Microsoft is the productivity and platform company.
What about Linux, BSD, Mac OS, iOS and Andriod?
Are they productivity tools?
Are they platforms?
Say what, again?
I really don’t know what you’re trying to say but…
What about them? Linux and BSD pretty much powers the Internet, MacOS/OSX seems to be the OS of choice for todays web developers and iOS and Android dominates the mobile space.
Yes.
Yes.
Edited 2014-07-11 07:22 UTC
When I worked for the Dutch Social Services, we once had this call and invitation too. “Let’s think out of the box, get new ideas and work at them.” What happened: most people stayed in the box and killed the carreers of those that jumped out of it. How they did it? Simple Dutch way: sir, you were disfunctioning, and then, judicially, you’re out.
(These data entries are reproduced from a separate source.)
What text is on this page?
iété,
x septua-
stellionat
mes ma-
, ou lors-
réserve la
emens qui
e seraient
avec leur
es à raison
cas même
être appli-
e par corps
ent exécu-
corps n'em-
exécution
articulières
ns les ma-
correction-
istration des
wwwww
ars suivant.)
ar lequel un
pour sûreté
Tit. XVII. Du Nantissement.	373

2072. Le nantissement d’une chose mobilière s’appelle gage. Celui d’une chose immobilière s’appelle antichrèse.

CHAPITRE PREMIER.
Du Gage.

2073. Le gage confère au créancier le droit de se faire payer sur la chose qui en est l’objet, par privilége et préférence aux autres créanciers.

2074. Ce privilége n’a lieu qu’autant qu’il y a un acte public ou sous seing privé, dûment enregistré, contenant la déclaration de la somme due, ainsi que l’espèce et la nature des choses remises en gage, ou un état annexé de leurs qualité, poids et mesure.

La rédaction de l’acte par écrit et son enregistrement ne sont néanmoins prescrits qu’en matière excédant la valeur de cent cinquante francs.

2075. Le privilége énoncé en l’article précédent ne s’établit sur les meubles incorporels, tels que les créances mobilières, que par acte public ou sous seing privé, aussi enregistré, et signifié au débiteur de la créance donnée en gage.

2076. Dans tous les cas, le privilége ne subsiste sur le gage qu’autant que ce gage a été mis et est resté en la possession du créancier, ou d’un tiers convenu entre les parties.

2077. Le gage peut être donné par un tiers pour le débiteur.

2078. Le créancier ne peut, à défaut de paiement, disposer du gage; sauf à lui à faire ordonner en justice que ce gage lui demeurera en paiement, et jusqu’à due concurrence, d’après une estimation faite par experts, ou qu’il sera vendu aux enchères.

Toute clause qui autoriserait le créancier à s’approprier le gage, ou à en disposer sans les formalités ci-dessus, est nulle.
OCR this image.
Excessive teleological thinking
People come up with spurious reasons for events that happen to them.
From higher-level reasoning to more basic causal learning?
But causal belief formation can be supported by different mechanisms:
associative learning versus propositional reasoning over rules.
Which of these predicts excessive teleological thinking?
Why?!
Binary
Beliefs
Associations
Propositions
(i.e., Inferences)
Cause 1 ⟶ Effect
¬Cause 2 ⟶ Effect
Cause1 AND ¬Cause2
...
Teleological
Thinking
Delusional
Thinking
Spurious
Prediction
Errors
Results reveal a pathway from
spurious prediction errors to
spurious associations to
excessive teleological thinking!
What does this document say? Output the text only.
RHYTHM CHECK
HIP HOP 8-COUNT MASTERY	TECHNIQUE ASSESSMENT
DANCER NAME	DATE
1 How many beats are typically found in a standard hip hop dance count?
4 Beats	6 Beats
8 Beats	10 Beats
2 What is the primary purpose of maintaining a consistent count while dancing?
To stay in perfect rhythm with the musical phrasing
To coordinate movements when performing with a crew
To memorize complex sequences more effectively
Still, I read here that people are talking about FUN. Our intelligence knows nothing of FUN. It cuts FUN to pieces, and leaves the Inner Child crying and frustrated. I read the invitation twice, and my Inner Child reacted immediately: people are invited to jump out of the box and rediscover the power of Microsoft into new worlds, to go boldly where nobody went before. What an inivitation !
I still use both MS and Linux. I can be amased with what Porteus does with an obsolete, thrown away device.
If a linux user says something halfway positive about Windows the flaminng starts.
I use linux as my main desktop with KDE and like it.
I service linux and windows desktops and servers.
I do hope linux gains trackion on the desktop but please not in the android-form which I consider a castrated linux.
Still Windows 8.1 is quite usable. And no I am not paid to say that, some people just have an opinion of their own.
Reactions like “fuck off” stigmatise the writer as intolerant and as someone with personality-problems.
I work in a large corporation. I’ve learned to hate exec-speak.
It might have come from the mouth of PHB.